La nuova sfumatura di stampo lirico conquistano il compositore livornese M° Nedo Benvenuti al punto di richiedere all’Associazione di eseguire in prima mondiale (aprile 2000) la sua “Messa da Gloria” per coro ed orchestra, di fronte ad un pubblico numeroso ed attento. Il concerto viene interamente dedicato alla dolorosa scomparsa dell’ex Presidente della Corale e forte sostenitore della stessa, il Cav. Luciano Amoretti. Nel giugno del 2000 il CEL (Comitato Estate Livornese) chiede la collaborazione delle più importanti corali cittadine e dei loro Direttori per l’esecuzione di un concerto sul Mascagni religioso a Roma, nella splendida cornice di San Paolo fuori le mura, con la direzione del M° Visconti. In occasione del centenario della morte del grande compositore Giuseppe Verdi, nel gennaio 2001, l’Associazione inizia la collaborazione con il Centro artistico “Il Grattacielo” di Livorno, con la rappresentazione dello spettacolo “Una nota, una parola”; esecuzione in prosa e musica delle più celebri pagine delle eroine verdiane, intercalate dalla lettura delle infuocate e commoventi lettere del M° Verdi, interpretate egregiamente da Padre Davanzati, con l’originale regia di Gabriella Gazzetti.
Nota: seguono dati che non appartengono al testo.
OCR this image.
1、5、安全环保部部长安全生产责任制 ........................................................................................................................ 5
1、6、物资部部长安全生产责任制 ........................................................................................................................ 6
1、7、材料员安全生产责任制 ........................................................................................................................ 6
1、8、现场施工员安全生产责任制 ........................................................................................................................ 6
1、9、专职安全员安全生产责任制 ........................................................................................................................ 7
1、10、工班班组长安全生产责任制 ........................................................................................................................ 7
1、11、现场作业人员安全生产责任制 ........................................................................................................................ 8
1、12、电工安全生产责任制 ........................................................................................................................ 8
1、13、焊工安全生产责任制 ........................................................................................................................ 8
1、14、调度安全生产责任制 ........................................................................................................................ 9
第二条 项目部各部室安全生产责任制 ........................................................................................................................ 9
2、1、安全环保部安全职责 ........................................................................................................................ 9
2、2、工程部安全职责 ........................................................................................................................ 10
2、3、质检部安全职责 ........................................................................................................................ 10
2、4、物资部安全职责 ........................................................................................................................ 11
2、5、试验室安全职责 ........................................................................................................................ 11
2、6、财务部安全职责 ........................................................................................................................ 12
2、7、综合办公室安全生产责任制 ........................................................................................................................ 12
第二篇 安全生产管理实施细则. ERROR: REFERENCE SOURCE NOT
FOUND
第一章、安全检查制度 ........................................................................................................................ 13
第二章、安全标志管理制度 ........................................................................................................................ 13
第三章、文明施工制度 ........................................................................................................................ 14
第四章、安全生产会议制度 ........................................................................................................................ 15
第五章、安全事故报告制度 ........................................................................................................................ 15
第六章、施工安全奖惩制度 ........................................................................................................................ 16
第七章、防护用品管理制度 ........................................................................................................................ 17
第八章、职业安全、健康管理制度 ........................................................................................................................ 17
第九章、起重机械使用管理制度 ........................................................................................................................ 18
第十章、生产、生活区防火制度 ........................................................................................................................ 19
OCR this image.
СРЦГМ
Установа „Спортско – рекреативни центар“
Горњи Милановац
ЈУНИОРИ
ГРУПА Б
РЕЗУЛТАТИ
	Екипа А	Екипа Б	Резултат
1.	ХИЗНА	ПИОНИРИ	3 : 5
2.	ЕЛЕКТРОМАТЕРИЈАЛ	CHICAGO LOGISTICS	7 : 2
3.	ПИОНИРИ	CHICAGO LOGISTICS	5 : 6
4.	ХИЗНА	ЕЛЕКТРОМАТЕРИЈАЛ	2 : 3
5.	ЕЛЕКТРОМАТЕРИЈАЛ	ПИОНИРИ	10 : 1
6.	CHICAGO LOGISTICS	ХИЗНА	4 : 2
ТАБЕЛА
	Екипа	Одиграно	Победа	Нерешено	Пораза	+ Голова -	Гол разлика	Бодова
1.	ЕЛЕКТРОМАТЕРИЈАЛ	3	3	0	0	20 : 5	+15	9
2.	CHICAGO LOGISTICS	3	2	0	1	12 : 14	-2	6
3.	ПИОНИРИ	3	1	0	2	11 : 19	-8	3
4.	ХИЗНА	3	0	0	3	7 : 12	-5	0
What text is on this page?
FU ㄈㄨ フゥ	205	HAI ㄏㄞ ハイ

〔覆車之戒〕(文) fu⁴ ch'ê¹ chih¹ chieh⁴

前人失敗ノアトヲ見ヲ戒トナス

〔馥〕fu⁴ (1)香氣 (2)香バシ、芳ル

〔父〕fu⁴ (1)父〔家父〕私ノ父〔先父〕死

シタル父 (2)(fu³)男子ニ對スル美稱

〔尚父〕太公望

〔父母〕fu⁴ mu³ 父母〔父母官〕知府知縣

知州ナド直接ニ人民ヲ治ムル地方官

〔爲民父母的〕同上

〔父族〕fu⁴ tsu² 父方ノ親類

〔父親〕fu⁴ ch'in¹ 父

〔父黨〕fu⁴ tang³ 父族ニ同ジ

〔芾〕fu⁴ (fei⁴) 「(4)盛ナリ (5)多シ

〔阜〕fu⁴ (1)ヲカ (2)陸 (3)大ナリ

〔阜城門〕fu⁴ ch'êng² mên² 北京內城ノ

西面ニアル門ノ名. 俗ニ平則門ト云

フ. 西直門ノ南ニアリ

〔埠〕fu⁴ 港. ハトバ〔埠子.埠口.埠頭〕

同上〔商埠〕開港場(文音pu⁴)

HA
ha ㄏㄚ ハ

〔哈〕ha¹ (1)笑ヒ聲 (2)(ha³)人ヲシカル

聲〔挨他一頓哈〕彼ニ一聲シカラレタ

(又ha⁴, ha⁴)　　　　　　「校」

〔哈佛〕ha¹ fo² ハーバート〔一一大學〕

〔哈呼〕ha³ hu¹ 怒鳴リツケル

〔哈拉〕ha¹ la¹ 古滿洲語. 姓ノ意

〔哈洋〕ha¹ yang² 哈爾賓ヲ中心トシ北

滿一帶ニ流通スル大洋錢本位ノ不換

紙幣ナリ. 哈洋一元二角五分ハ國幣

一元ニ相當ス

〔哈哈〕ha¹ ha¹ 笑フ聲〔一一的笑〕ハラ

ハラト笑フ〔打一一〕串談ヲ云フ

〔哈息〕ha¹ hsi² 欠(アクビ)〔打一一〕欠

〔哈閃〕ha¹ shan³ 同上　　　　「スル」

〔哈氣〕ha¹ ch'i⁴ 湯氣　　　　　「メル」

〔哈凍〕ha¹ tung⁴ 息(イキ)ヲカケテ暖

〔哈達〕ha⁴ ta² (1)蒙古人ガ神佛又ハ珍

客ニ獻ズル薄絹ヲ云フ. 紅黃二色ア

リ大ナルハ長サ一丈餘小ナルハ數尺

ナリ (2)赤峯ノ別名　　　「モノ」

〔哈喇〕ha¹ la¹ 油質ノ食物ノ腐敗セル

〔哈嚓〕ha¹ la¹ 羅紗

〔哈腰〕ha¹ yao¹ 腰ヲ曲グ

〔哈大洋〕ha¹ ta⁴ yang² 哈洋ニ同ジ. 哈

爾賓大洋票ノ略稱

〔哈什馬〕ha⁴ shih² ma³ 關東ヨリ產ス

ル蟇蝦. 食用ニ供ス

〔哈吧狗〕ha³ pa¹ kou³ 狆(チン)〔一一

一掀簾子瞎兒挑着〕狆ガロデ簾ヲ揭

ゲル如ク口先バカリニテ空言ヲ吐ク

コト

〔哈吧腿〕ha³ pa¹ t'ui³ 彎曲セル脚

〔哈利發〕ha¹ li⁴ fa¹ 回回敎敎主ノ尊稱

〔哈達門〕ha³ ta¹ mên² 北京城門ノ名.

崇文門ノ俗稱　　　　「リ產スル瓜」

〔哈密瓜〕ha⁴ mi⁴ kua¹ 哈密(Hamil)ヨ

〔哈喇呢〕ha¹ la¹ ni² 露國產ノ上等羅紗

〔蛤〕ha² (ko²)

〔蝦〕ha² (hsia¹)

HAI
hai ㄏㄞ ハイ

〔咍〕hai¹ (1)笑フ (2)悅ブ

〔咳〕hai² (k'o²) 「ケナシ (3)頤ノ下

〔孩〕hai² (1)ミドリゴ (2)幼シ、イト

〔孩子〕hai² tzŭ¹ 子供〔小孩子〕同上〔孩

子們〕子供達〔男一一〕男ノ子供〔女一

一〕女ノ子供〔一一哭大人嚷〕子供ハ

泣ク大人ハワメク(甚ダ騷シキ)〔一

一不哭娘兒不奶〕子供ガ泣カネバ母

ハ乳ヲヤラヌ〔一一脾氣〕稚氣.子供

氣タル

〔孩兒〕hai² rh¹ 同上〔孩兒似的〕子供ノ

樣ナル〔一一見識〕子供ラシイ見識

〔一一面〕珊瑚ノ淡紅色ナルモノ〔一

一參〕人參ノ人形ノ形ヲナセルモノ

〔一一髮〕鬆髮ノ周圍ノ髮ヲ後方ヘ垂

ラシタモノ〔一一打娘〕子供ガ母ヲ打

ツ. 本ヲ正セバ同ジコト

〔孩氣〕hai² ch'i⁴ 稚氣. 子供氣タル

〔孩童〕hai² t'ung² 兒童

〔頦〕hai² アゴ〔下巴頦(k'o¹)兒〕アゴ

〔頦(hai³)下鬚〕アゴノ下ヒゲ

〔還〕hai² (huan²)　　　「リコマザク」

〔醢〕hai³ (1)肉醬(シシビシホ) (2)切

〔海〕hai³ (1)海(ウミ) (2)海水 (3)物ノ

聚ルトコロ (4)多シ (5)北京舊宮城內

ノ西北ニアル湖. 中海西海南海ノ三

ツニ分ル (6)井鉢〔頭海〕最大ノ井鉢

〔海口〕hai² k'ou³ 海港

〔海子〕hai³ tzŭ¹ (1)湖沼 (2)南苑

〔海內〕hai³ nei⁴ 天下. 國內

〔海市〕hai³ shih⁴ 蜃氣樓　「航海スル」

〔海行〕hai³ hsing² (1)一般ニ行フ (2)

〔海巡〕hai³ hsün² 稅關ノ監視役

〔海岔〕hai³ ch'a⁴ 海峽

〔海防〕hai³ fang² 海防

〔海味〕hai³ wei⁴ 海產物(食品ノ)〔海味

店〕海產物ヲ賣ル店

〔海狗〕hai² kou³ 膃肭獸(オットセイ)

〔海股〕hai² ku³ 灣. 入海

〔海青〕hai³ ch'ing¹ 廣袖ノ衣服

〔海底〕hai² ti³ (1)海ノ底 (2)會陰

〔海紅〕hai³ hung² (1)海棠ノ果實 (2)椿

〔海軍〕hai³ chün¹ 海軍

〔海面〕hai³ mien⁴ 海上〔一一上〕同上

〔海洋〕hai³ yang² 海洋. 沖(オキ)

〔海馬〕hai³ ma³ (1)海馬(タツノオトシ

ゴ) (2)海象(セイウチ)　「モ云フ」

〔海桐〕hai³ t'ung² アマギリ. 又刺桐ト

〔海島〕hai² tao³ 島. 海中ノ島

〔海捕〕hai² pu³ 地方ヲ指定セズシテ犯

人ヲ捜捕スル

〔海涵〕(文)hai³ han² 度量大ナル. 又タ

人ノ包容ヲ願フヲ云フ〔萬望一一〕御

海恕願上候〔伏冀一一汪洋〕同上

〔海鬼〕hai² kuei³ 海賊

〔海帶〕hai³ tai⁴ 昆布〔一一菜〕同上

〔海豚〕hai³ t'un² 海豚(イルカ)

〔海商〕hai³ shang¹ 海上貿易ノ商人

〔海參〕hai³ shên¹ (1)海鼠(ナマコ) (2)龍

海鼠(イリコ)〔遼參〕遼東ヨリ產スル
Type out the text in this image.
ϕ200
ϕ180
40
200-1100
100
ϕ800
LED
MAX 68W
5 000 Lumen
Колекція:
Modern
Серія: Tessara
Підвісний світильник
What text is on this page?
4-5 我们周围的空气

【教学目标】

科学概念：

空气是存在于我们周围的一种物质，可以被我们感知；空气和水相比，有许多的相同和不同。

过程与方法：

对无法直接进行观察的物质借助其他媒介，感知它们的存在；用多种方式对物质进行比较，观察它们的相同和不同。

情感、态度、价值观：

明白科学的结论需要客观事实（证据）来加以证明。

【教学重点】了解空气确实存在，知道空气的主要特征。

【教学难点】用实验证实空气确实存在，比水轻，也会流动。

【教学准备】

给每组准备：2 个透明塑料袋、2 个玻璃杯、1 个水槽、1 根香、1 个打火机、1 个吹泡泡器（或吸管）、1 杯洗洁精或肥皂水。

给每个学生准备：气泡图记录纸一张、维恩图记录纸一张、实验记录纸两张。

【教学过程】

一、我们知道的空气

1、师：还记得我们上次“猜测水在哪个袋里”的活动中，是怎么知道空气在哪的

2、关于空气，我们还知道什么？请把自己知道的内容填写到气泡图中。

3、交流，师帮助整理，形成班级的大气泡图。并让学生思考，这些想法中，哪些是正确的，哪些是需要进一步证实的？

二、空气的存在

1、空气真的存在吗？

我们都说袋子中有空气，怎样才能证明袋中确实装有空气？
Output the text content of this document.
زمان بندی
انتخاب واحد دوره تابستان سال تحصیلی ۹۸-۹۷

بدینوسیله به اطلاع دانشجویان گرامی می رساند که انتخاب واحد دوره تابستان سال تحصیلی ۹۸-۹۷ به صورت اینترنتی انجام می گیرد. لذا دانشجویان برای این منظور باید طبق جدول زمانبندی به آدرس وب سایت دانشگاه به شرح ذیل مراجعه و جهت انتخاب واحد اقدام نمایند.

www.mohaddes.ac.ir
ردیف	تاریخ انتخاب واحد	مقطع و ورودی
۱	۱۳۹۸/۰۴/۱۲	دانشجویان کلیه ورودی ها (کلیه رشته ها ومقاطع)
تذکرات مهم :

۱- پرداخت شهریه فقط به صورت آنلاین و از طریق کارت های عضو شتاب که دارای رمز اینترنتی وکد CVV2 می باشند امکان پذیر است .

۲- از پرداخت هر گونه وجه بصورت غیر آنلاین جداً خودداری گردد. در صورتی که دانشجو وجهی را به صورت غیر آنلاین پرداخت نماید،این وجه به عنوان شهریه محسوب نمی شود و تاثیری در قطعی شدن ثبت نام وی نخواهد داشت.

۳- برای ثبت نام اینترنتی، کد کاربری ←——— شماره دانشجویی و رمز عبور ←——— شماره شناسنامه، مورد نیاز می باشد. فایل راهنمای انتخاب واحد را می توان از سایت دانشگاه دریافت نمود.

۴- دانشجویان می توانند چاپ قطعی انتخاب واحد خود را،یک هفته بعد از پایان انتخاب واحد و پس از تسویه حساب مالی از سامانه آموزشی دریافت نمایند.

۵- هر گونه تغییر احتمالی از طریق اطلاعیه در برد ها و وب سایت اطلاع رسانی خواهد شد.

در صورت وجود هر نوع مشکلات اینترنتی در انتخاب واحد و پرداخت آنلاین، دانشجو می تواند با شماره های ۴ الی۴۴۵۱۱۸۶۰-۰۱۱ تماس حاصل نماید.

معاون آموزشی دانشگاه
  Nel maggio 2001 l’Associazione torna a Roma nelle sale del Vaticano in occasione del congresso Agostiniano, eseguendo vari brani del proprio repertorio, di fronte ad un pubblico di spiccata preparazione musicale, ed anche in quella occasione vengono a crearsi nuovi contatti per future collaborazioni. L’8 dicembre 2001, in occasione della festa dell’Imma colata, nel santuario di Montenero di Livorno, lo scrittore Vasco Lucarelli presenta in prima nazionale il libro “Ascolta”; per questa occasione viene richiesta all’Associazione l’esecuzione di brani a sfondo religioso per sottolineare adeguatamente letture tratte dall’omonima opera interpretate dall’attrice Anna Ciucci. Sempre in quella occasione viene eseguita in prima nazionale una commovente ed appassionata “Ave Maria” composta dal giovane compositore livornese M° Roberto Sbolci interpretata dal soprano M° Patrizia Amoretti. Il concerto riscuote un successo tale da richiedere più di un bis e graditissime collaborazioni future già in cantiere. Il presente dell’Associazione è incentrato prevalentemente sullo studio tecnico e musicale; già da tempo all’interno di essa vengono tenuti corsi di perfezionamento sia vocale che musicale. L’esecuzione in forma scenica dei “Carmina Burana” di C. Orff all’interno dello spettacolo “O Fortuna e Carmina Burana” per la regia di E. Pepe; quattro repliche nel mese di aprile 2001 presso il teatro “Il Grattacielo” di Livorno riscuote un notevole successo di pubblico. Inoltre, a brevissima scadenza, l’attuazione di progetti non solo classici ma di commedie musicali e musical, avvalendosi della collaborazione dell’Associazione “La Mansarda” di Livorno, sotto la direzione del M° Maurizio Giambini, già corista nonché allievo di canto del M°Ermito.